Department or School

English Language and Literature

Committee Member

T. Daniel Seely, PhD, Co-Chair

Committee Member

Veronica Grondona, PhD, Co-Chair

Committee Member

Joe Bishop, PhD


Taboo Lexeme Conditioning refers to the neurological, psychological, and sociological conditioning required during lexical acquisition for a native speaker to treat or experience certain lexemes as highly taboo. Taboo words differentiate both neurologically from non-emotional or non-taboo lexemes, and lexically person to person, in at least 4 ways: 1) they exhibit high activity in the emotional and moral processing structures of the limbic system, and can activate, or be uttered, independently of cortical structures involved in propositional language processing; 2) they generally receive a high amount of negative emotional response during lexical acquisition and subsequent usage, which affects how they are processed and encoded by the brain; 3) they are consistently suppressed through social mores, religious or legal censorship, persecution and/or prosecution; 4) they violate a morality code by means of taboo and describe the most potent taboos of a culture. American English Obscenities meet all of these criterion: 1) they exhibit independent, nonpropositional limbic activation, as seen in brain imaging of patients with neurological damage or disorders; 2) they receive highly negative emotional responses from people who find them offensive morally and socially, which influences neurological encoding during lexical acquisition; 3) they have been subjected to censorship by American Church and State, deriving from an English legal system censoring profanities and blasphemies, each consistently influenced by Puritan interests; and 4) they violate linguistic taboos, which evolve from two much older taboos in Judeo-Christianity: taboos against the body and taboos against anti-religious or deity invoking language.
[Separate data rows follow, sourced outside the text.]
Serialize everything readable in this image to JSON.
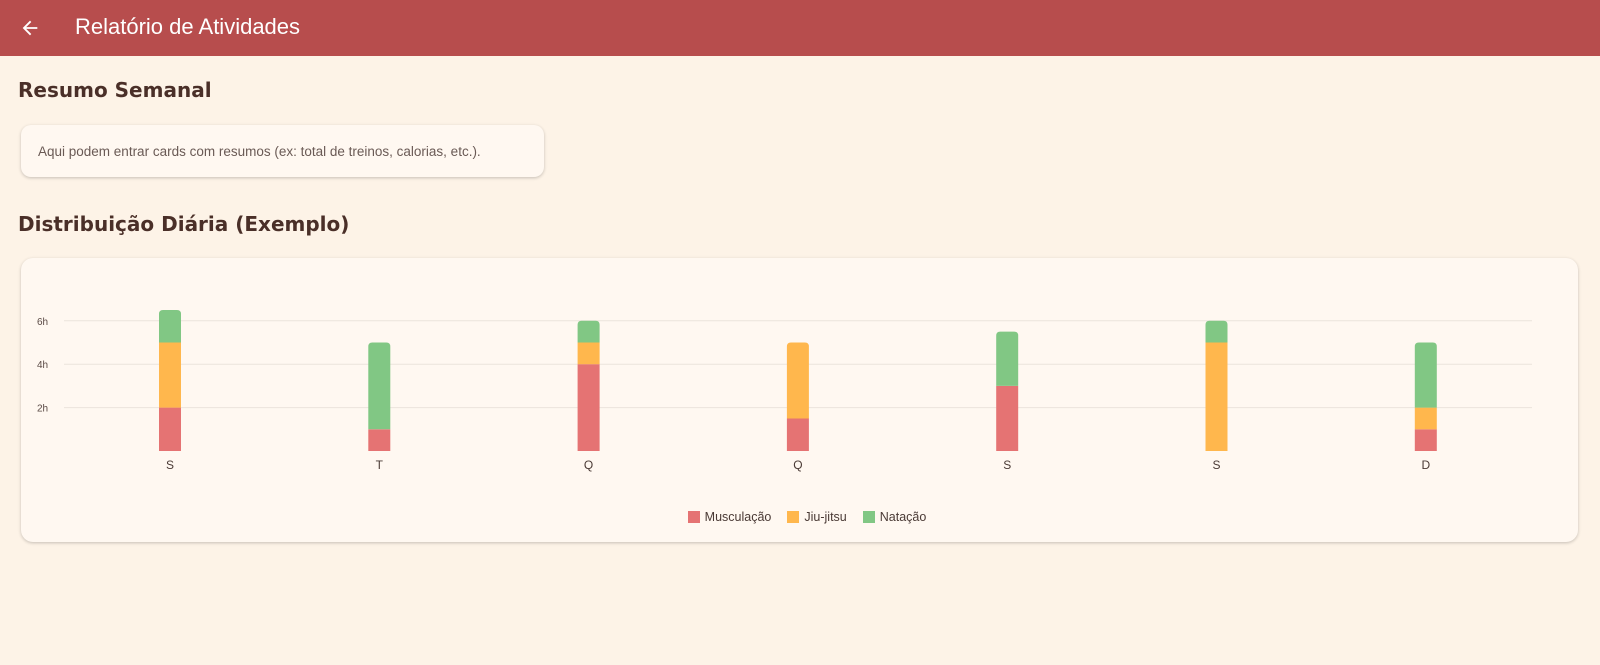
{
  "appbar": {
    "title": "Relatório de Atividades",
    "back_icon": "arrow-left-icon",
    "color": "#b74d4d"
  },
  "summary": {
    "title": "Resumo Semanal",
    "card_text": "Aqui podem entrar cards com resumos (ex: total de treinos, calorias, etc.)."
  },
  "distribution": {
    "title": "Distribuição Diária (Exemplo)"
  },
  "chart_data": {
    "type": "bar",
    "stacked": true,
    "categories": [
      "S",
      "T",
      "Q",
      "Q",
      "S",
      "S",
      "D"
    ],
    "series": [
      {
        "name": "Musculação",
        "color": "#e57373",
        "values": [
          2,
          1,
          4,
          1.5,
          3,
          0,
          1
        ]
      },
      {
        "name": "Jiu-jitsu",
        "color": "#ffb74d",
        "values": [
          3,
          0,
          1,
          3.5,
          0,
          5,
          1
        ]
      },
      {
        "name": "Natação",
        "color": "#81c784",
        "values": [
          1.5,
          4,
          1,
          0,
          2.5,
          1,
          3
        ]
      }
    ],
    "yticks": [
      "2h",
      "4h",
      "6h"
    ],
    "ylim": [
      0,
      7
    ],
    "grid": true,
    "legend": "bottom-center"
  }
}
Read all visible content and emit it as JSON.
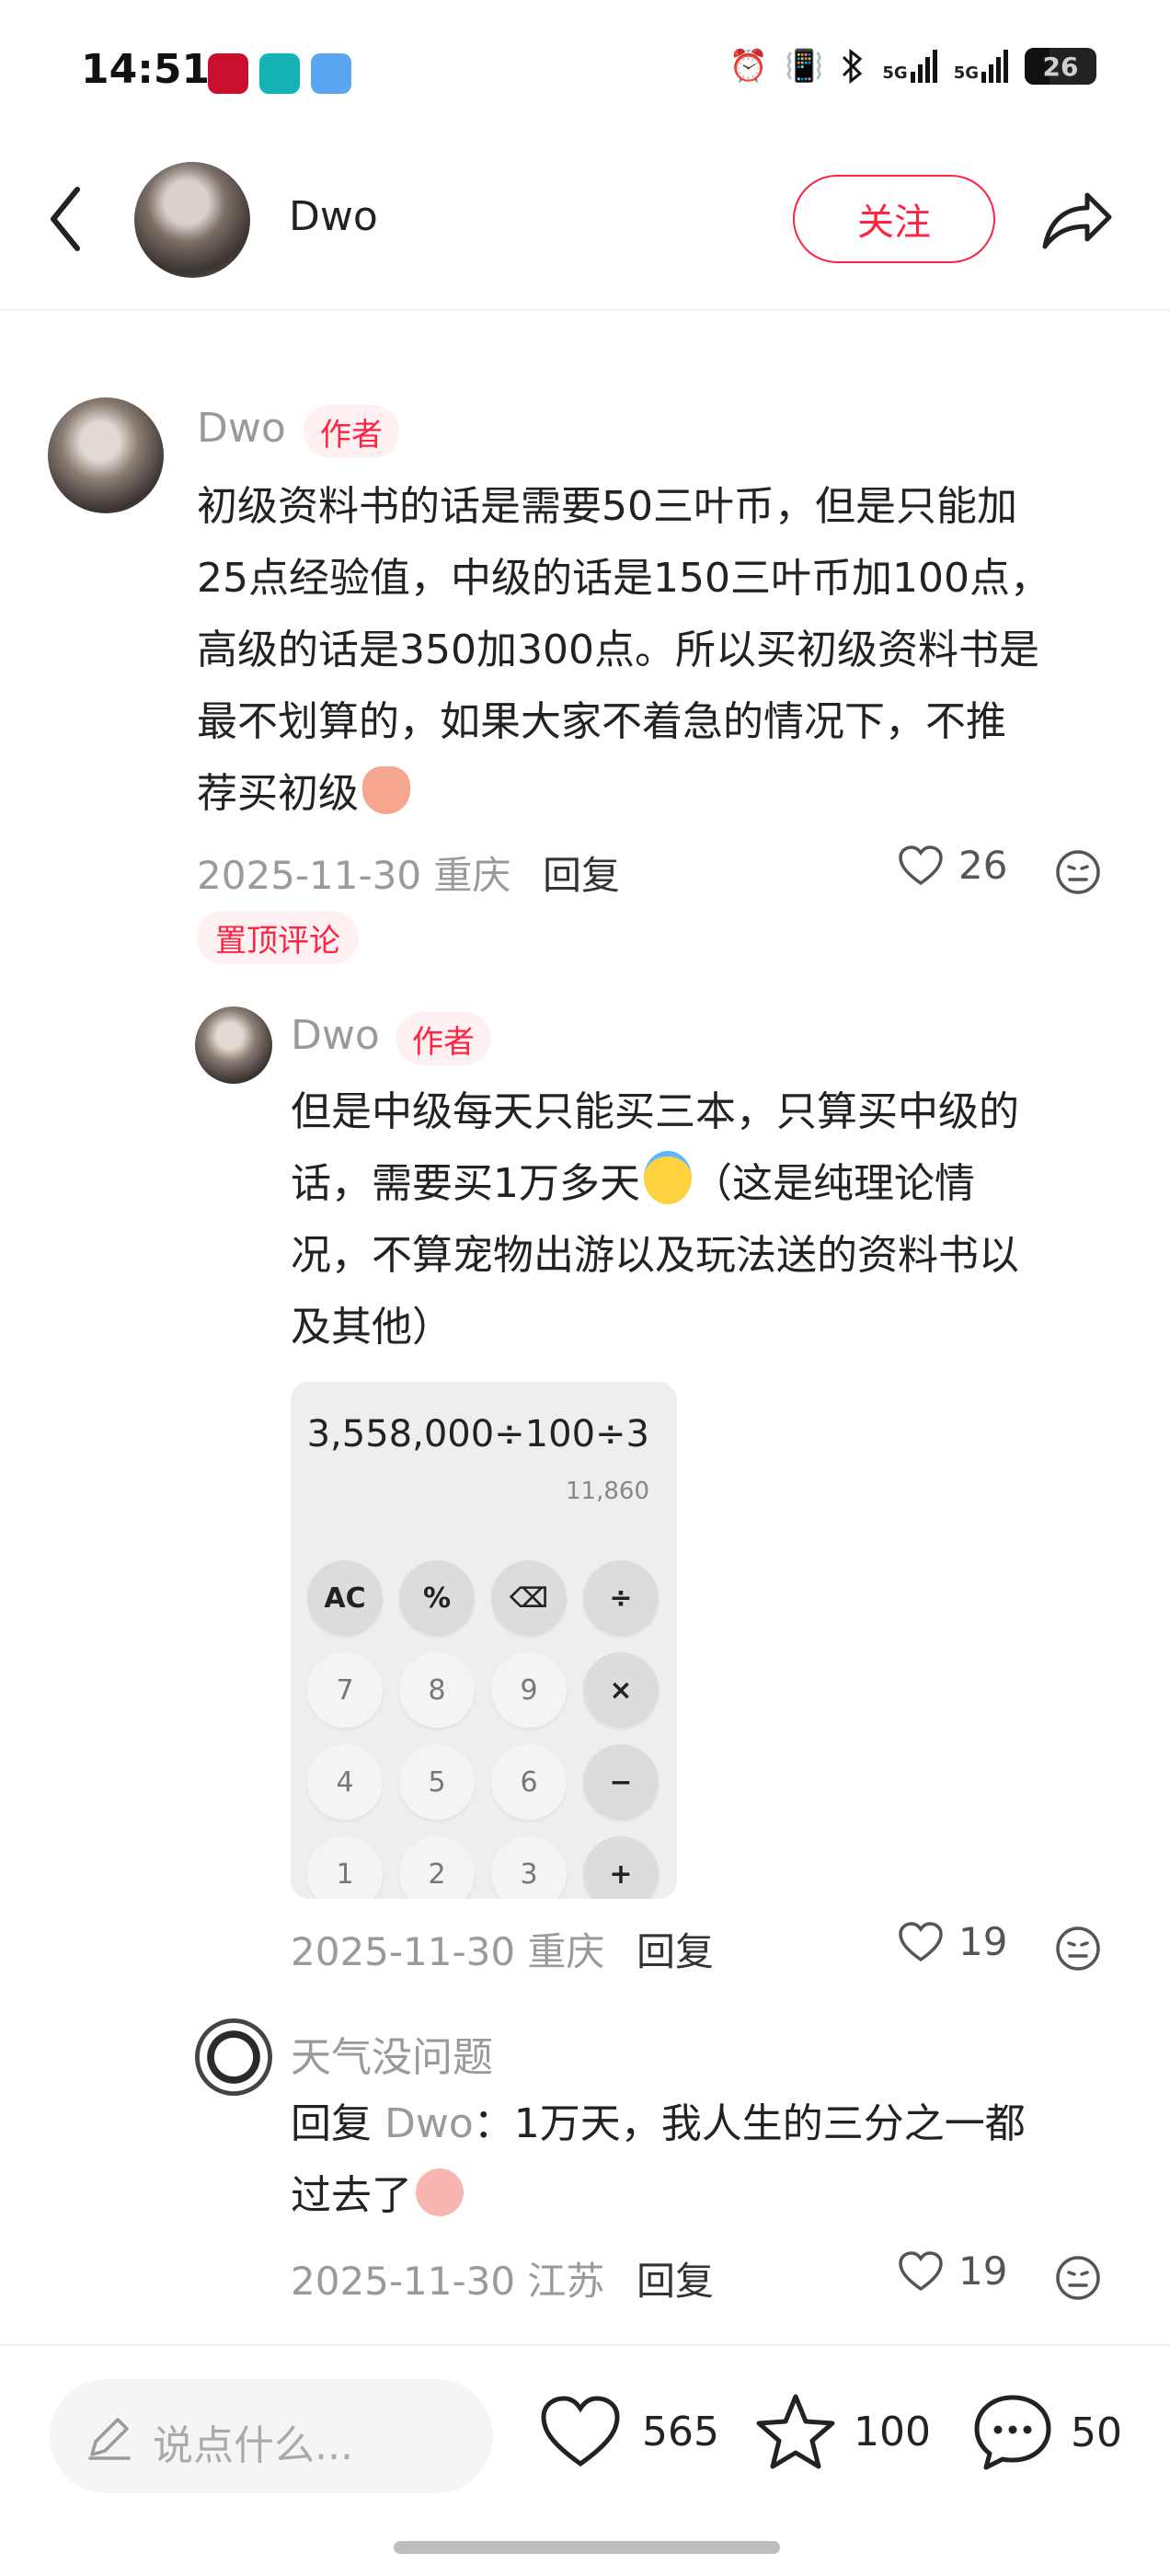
{
  "status_bar": {
    "time": "14:51",
    "battery": "26",
    "net1": "5G",
    "net2": "5G"
  },
  "header": {
    "author_name": "Dwo",
    "follow_label": "关注"
  },
  "comments": [
    {
      "name": "Dwo",
      "tag": "作者",
      "lines": [
        "初级资料书的话是需要50三叶币，但是只能加",
        "25点经验值，中级的话是150三叶币加100点，",
        "高级的话是350加300点。所以买初级资料书是",
        "最不划算的，如果大家不着急的情况下，不推",
        "荐买初级"
      ],
      "date_loc": "2025-11-30 重庆",
      "reply_label": "回复",
      "likes": "26",
      "pinned_label": "置顶评论"
    },
    {
      "name": "Dwo",
      "tag": "作者",
      "lines": [
        "但是中级每天只能买三本，只算买中级的",
        "话，需要买1万多天",
        "况，不算宠物出游以及玩法送的资料书以",
        "及其他）"
      ],
      "line2_suffix": "（这是纯理论情",
      "date_loc": "2025-11-30 重庆",
      "reply_label": "回复",
      "likes": "19"
    },
    {
      "name": "天气没问题",
      "reply_prefix": "回复",
      "reply_target": "Dwo",
      "reply_text": "：1万天，我人生的三分之一都",
      "line2": "过去了",
      "date_loc": "2025-11-30 江苏",
      "reply_label": "回复",
      "likes": "19"
    }
  ],
  "calculator": {
    "expression": "3,558,000÷100÷3",
    "result": "11,860",
    "keys": [
      "AC",
      "%",
      "⌫",
      "÷",
      "7",
      "8",
      "9",
      "×",
      "4",
      "5",
      "6",
      "−",
      "1",
      "2",
      "3",
      "+"
    ]
  },
  "bottom_bar": {
    "input_placeholder": "说点什么...",
    "like_count": "565",
    "star_count": "100",
    "comment_count": "50"
  },
  "colors": {
    "accent": "#ff2442",
    "muted": "#9a9a9a"
  }
}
The rise of the secular West sapped religious profanities, blasphemies, and oaths of their emotional power, but taboos of and negative attitudes towards the body remained, and obscenity filled that emotional void left by profanity. Today we are left with a unique class of lexemes in American English that came about only through a very specific progression, and repression, of attitudes towards the body and the power of language.